Bindenfleisch or Bundnerfleisch from the Grigioni Swiss Land, is available both in Switzerland and German;
Suho meso and Suschenaja govjadina coming from East European countries , can be made on almost every ox's muscles;
African Biltong, made on ox's, antelope's and mutton's muscles, is deeply salted and dried;
and al the Brazilian Charque dulce, sout-American Tasaio the Penmikam Penmikam and Indian Deng-deng which are all dried and non-salted products.
The particular conformation of Sondrio's County and fresh, constant dry air, allow product best preservation with a middle salting; the result is a really smooth and gently taste.
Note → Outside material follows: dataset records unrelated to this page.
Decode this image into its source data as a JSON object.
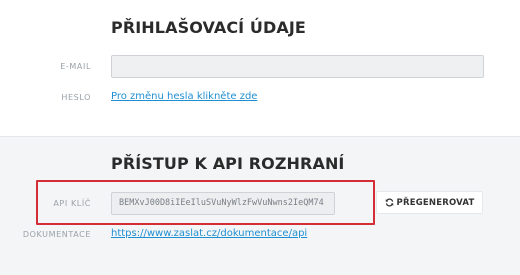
{
  "login_section": {
    "title": "PŘIHLAŠOVACÍ ÚDAJE",
    "email_label": "E-MAIL",
    "email_value": "",
    "password_label": "HESLO",
    "password_link": "Pro změnu hesla klikněte zde"
  },
  "api_section": {
    "title": "PŘÍSTUP K API ROZHRANÍ",
    "key_label": "API KLÍČ",
    "key_value": "BEMXvJ00D8iIEeIluSVuNyWlzFwVuNwns2IeQM74",
    "regenerate_label": "PŘEGENEROVAT",
    "regenerate_icon": "refresh-icon",
    "docs_label": "DOKUMENTACE",
    "docs_link": "https://www.zaslat.cz/dokumentace/api"
  },
  "colors": {
    "accent_link": "#1f8fd1",
    "highlight": "#d42d35",
    "api_background": "#f3f5f7"
  }
}
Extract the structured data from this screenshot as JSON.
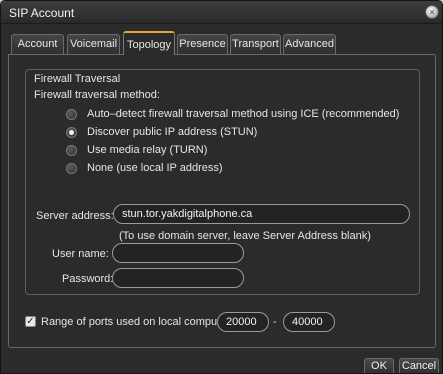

Production's technique in the beginning were simply used to preserve meat, but throughout the years it has been improved, refining product's quality: today Bresaola is smoother, softer and more delicate than ever.
Increased production has not endangered product's quality or its typicalness, while the drawing up of Production's Regulations has added healthy&safety conditions and regular high quality to the producers' traditional ability.
Anyway each producer keeps his own secrets that make his product recognizable among the others, always respecting requirements that allow Bresaola to have the acknowledgement of "Protect Geographical Mark".
First literary evidences of Bresaola go back to 15th century, but its origin is certainly older. Until the early 17th century its production was kept for familiar consumption. In 19th century Bresaola's production and trade strongly increased, starting export to near Switzerland. Today Bresaola is widespread all over Italy and it's conquering new foreign markets.